25% Avocado oil and Vitamin
E oil (we measured these together to make up 25% total)

We suggest you make a small batch first and adjust the recipe to your liking. More beeswax and cocoa butter will make a stiffer salve. Less will make a more easily spread salve that some in our office described as greasy. 

 

Directions

1. We filled the saucepan about one third full of water and placed the large bowl on top. The bowl doesn’t need to be directly in the water. We brought the water to a boil while we measured the ingredients. 

Meltingwax

2. We weighed the measuring cup and used that weight to zero out the scale, and measured all our ingredients.

3. We reduced the boiling water to a simmer and began adding the ingredients. Since the beeswax has the highest melting temperature and so takes the longest to melt, we put that in first. (If we had broken it into smaller pieces it would have melted faster). While the wax was melting, we set out the tins for filling.

Doubleboiler

4. With a ladle we filled a glass measuring cup with the melted wax and oil mixture. 

Ladlingwax

 5. We poured the mixture into the tins, and waited for it to cool and harden before putting on the lids.

FullTins

It took about an hour to measure the wax and oils, melt everything together, and pour the wax. In our warm test kitchen, it took another half hour for the salve to cool and solidify completely. 

Make and apply labels, if you choose, and you’re done!

FinishedSalve-014

 


As requested, a photo of our finished (and cooled) product.

FinishedSalveOpen-016

 

 

COMMENTS

  1. Margaret

    People are allergic to lots of things.
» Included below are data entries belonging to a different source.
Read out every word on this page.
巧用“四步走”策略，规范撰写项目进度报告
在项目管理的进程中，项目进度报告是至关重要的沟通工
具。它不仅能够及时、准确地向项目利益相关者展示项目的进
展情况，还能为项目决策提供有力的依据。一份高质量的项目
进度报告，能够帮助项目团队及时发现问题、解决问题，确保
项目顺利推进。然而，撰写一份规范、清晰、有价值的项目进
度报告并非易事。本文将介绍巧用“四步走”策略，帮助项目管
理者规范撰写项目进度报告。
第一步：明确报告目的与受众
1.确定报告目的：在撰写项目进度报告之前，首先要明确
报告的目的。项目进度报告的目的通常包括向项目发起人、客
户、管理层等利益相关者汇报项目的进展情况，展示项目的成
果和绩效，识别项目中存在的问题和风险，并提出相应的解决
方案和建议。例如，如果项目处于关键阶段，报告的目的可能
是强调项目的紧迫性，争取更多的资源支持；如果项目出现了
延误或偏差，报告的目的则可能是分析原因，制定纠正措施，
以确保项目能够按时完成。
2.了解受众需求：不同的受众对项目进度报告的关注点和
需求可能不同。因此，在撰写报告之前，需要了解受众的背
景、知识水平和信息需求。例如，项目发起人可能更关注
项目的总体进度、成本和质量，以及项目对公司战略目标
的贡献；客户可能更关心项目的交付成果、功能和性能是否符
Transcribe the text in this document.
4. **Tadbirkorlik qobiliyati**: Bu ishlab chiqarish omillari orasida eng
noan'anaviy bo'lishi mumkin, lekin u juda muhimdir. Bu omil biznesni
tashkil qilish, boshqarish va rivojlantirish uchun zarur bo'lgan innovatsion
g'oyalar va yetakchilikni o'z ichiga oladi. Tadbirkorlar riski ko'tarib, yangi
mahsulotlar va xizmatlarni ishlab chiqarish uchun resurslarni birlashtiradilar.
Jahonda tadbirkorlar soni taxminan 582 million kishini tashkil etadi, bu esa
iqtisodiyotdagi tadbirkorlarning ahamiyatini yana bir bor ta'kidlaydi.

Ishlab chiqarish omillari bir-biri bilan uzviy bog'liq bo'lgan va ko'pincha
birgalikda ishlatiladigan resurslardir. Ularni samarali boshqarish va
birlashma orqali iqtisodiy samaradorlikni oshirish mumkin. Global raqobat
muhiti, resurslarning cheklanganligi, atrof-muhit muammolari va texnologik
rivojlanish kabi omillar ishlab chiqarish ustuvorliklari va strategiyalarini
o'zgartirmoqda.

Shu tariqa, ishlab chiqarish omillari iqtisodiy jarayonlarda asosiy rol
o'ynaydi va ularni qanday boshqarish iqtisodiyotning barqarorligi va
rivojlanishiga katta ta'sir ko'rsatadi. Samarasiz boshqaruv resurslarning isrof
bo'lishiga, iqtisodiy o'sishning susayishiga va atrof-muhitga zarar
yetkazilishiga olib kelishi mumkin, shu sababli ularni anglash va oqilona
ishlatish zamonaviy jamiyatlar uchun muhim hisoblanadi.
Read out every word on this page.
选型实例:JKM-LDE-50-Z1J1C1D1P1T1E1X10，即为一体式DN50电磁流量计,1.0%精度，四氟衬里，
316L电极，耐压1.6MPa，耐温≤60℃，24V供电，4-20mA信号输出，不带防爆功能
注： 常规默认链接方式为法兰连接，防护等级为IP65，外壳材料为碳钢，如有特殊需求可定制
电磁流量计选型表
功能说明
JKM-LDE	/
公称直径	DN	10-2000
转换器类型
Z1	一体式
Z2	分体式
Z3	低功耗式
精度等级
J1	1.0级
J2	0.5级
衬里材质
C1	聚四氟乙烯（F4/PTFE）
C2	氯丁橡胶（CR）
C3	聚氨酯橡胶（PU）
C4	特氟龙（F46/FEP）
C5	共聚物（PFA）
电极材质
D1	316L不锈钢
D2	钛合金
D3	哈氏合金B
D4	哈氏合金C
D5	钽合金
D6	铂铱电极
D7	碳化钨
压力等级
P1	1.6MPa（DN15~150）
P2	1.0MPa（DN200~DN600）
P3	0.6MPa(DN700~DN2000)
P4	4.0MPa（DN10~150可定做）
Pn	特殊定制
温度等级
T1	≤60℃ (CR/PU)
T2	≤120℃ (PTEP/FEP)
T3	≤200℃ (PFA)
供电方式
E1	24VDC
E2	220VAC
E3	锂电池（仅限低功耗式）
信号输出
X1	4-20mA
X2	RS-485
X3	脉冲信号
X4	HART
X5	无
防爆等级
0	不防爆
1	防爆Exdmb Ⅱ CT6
We chose not to use sweet almond oil because some of us are allergic to nuts and nut products. Vitamin E oil seemed like the next best choice, and research indicated that it helps prevent the oils from going rancid.

    March 1, 2010 at 8:14 pm
  2. trudy

    A lot of people are flamingly allergic to vitamin E oil. There was some deodorant on the market for awhile with Vitamin E in it that had to be recalled.

    February 1, 2010 at 12:56 pm
  3. tina k

    I got my tins from Mountain Rose Herbs yesterday and made a small batch. Did not have avacado oil or vitamin e oil, so I used Olive Oil plus Sweet Almond Oil (for a total of 25%) instead, plus a drop of fragrance. It came out great! Thanks for your good directions.

    December 22, 2009 at 6:09 pm
  4. zukario

    I am impressed with the amazing things that we could do with honey itself before i came across this website i merely thought honey is just for food but this site prove me wrong.

    December 20, 2009 at 3:28 am
  5. tinak-friend of nugget

    Looks fabulous! You’ve inspired me to try and make some. Thanks.

    November 25, 2009 at 5:14 pm
  6. Emily Chow

    That looks amazing! Oh I wish I could get my hands on some of that.

    November 25, 2009 at 2:21 am
  7. Kimberley

    Thanks, Jengod!
    We think it’s beautiful, and quite useful, too.
    You’ll notice a slight spotting in the cooled product. Our guess is that it cooled unevenly. Any other guesses?

    November 25, 2009 at 1:01 am
  8. jengod

    BEAUTIFUL! You have the most amazing graphic designers. (P.S. What does it look like when it cools down?)